Hello, I’m Noah Bergland. Morgan tells me we have some new faces on the blog so wanted to introduce myself. I am Morgan’s little brother, Noah. I have been in prison now six years and six years ago the day after Morgan and Jamie here got married, I self surrendered to a federal prison in Milan, Michigan for running a drug conspiracy and got sentenced to 120 month (10 years) in prison.
Preparing for prison is obviously not an easy task, because for most it seems like your world is ending.
Whether that means you’re are in the free world during pre-trial or sitting in county jail awaiting sentencing, the uncertainty can become unbearable at times.
Accept Where your Life is Headed
If you are sitting in county, you most likely will start eating away your feelings, and/or spending hours calling your loved ones on the phone. This is going to accomplish two things: you are going to get fat, and you are going to bring your loved ones into your world of stress and agony.
If you are on the street you might turn to drugs and alcohol if these have already been a reoccurring theme in your life up to this point. I know, because I did. And it seemed like the closer I got to that date the more I would drink and the more frequent I would slip off to use.
There was one time close to my date when my mom confronted me on a Sunday afternoon. I was watching football and had been drinking plenty, and when she asked me a question I didn’t want to respond because I knew I would slur.
Well, it got to a point where I had to respond and she asked if I had been drinking and I just came unglued. I started crying and telling her I was a sex addict and all sorts of crazy shit.
All these emotions just rushed to the surface because I hadn’t been managing or dealing with them in a healthy way. I had just been covering them up or masking them with my use.
What I would tell someone going through the same thing, preparing for prison, is that you have to first accept that you are where you are. And it’s probably going to get worse before it gets better. But good news is, you are alive and your life isn’t over.
I want to repeat that… YOU ARE ALIVE AND YOUR LIFE ISN’T OVER.
The path ahead can be the worst trip of your life or you can make the best of it and maybe get something valuable out of it. It’s up to you, how you want to spend these next maybe six months or like me, over six years.
In my six years in here thus far, I have seen hundreds if not thousands of people take both paths.
Save your Money, Every Penny
Next, I would suggest you start to save money now. If you are out and working start putting some aside. If you are in county start to minimize your spending and save what you have because you are going to need it. Trust me. Being in prison isn’t free, like you think it might be.
In the Federal prison you’re spending limit is $360 dollars per month, plus phones calls and emails, so realistically you can only spend up to $500 a month. But if you budget your spending you can live pretty comfortable off $100 a month, plus whatever you make at your prison job can usually cover phone and email. So plan to save anywhere from $1,200 – $6,000/year depending on how much time you get.
Talk to those Incarcerated
Another thing you can do is talk to people who have gone through the experience of being incarcerated. Because in this day and age there are people from all different walks of life that have went to prison or know someone who has.

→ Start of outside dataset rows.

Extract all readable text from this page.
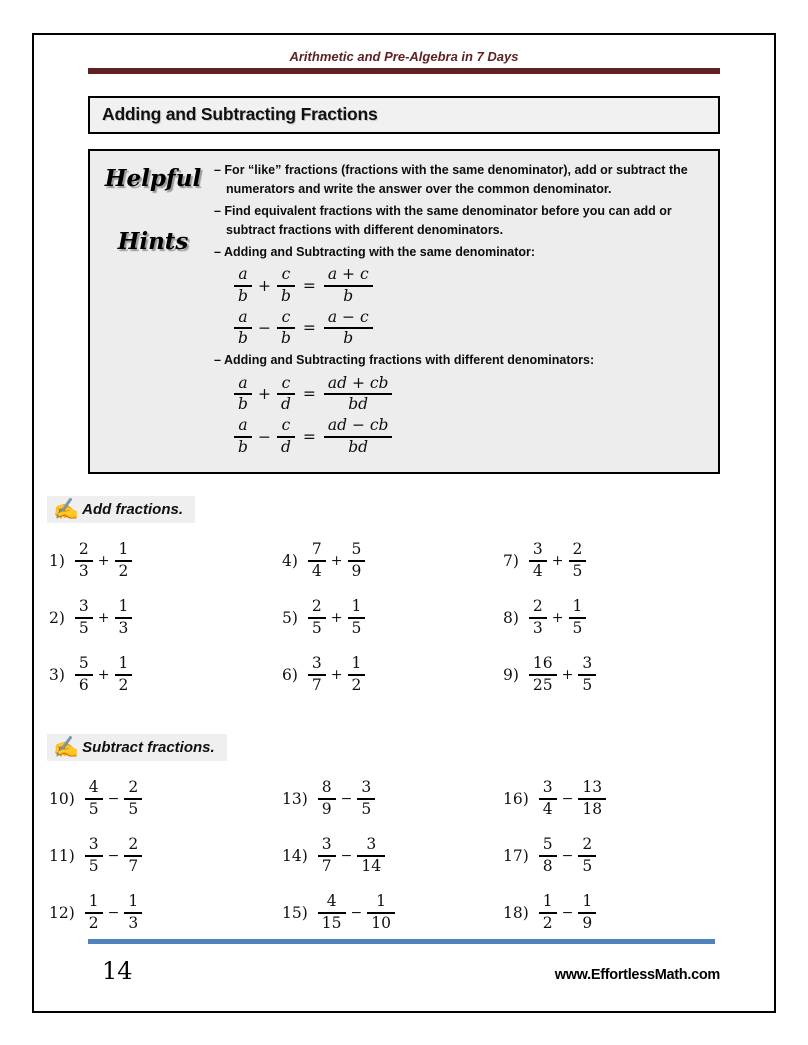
Arithmetic and Pre-Algebra in 7 Days
Adding and Subtracting Fractions
Helpful
Hints
– For “like” fractions (fractions with the same denominator), add or subtract the numerators and write the answer over the common denominator.
– Find equivalent fractions with the same denominator before you can add or subtract fractions with different denominators.
– Adding and Subtracting with the same denominator:
$\frac{a}{b} + \frac{c}{b} = \frac{a + c}{b}$
$\frac{a}{b} - \frac{c}{b} = \frac{a - c}{b}$
– Adding and Subtracting fractions with different denominators:
$\frac{a}{b} + \frac{c}{d} = \frac{ad + cb}{bd}$
$\frac{a}{b} - \frac{c}{d} = \frac{ad - cb}{bd}$
✍ Add fractions.
$1) \frac{2}{3} + \frac{1}{2}$
$2) \frac{3}{5} + \frac{1}{3}$
$3) \frac{5}{6} + \frac{1}{2}$
$4) \frac{7}{4} + \frac{5}{9}$
$5) \frac{2}{5} + \frac{1}{5}$
$6) \frac{3}{7} + \frac{1}{2}$
$7) \frac{3}{4} + \frac{2}{5}$
$8) \frac{2}{3} + \frac{1}{5}$
$9) \frac{16}{25} + \frac{3}{5}$
✍ Subtract fractions.
$10) \frac{4}{5} - \frac{2}{5}$
$11) \frac{3}{5} - \frac{2}{7}$
$12) \frac{1}{2} - \frac{1}{3}$
$13) \frac{8}{9} - \frac{3}{5}$
$14) \frac{3}{7} - \frac{3}{14}$
$15) \frac{4}{15} - \frac{1}{10}$
$16) \frac{3}{4} - \frac{13}{18}$
$17) \frac{5}{8} - \frac{2}{5}$
$18) \frac{1}{2} - \frac{1}{9}$
14	www.EffortlessMath.com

While preparing, my brother reached out to me and apparently a friend of a friend had reached out and said if I wanted to talk or had any questions I could reach out. Well, I didn’t. Because I thought I was fine.

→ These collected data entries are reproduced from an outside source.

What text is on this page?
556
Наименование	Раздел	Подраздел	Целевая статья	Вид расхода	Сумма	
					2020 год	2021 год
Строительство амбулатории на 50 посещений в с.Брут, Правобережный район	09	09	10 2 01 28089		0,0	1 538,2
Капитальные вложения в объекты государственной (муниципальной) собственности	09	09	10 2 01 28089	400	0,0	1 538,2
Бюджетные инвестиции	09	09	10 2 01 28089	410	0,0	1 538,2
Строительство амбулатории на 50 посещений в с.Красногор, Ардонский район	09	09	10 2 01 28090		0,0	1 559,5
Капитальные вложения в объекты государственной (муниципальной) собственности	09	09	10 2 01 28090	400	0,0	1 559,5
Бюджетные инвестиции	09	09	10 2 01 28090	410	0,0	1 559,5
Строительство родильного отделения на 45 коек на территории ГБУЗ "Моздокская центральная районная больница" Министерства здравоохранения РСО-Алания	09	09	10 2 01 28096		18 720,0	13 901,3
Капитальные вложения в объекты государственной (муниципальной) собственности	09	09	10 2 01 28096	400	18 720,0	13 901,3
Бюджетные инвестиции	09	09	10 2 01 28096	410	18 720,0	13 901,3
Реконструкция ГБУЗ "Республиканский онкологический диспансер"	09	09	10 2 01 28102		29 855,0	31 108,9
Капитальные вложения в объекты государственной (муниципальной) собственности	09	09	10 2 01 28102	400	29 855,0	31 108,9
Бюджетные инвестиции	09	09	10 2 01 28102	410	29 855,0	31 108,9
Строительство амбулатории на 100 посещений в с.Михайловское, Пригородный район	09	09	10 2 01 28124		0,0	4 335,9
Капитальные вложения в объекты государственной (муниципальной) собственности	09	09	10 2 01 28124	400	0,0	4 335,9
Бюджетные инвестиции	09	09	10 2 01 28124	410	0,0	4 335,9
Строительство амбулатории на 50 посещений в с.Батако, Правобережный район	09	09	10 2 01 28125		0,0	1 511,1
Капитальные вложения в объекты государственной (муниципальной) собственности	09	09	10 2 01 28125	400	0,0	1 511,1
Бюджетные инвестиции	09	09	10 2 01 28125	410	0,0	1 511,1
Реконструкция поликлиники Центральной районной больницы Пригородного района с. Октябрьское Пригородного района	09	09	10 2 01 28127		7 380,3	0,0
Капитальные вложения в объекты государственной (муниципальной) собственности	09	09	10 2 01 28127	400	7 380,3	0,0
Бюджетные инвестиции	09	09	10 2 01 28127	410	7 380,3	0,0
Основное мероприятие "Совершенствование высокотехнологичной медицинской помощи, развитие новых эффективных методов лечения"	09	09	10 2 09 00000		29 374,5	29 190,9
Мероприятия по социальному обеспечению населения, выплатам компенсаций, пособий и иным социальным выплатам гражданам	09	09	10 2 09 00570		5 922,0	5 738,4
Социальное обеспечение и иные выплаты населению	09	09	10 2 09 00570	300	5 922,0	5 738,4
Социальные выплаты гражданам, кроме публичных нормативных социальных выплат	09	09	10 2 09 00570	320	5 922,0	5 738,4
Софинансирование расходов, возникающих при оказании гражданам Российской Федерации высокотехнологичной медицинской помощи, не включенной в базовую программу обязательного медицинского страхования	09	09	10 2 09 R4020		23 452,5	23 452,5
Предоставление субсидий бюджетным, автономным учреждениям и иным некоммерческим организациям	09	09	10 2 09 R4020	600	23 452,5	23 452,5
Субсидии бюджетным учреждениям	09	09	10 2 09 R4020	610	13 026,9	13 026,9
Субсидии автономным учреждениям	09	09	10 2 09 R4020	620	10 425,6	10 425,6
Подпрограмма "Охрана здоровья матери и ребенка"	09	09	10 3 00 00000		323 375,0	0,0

But man, I wish I would have.
Because then maybe I wouldn’t have wasted my early prison years.
You can research two things, your crime and the guideline system, and different facilities that you may possibly go to.
A book I recommend is “Busted by the Feds” this will teach you the point system where you are suppose to be and how much time you will receive for your charges.
Custody points are built by your age, your past record, and the severity of your current crimes, the more violent the higher the points. If you cooperated your charge will not correlate with your time, so understand that ahead of time and adjust your story appropriately.
For example if you are on a conspiracy, know they carry mandatory minimums of five and ten years so if you received less then that and you are telling people, they will know.
Another thing I’d recommend is, don’t lie about how much time you got and when you are leaving because eventually that time will come and you will leave ahead of schedule and it will be embarrassing. I have seen this many times as well.
If you are on pre-trial and cooperating try and stay out to finish, because once you are in and someone goes to court, the marshals will come get you and this will also be very embarrassing for the remainder of your time at the institution.
As for facilities you can research, there are five different facilities: detention centers, penitentiaries, mediums, lows, and camps.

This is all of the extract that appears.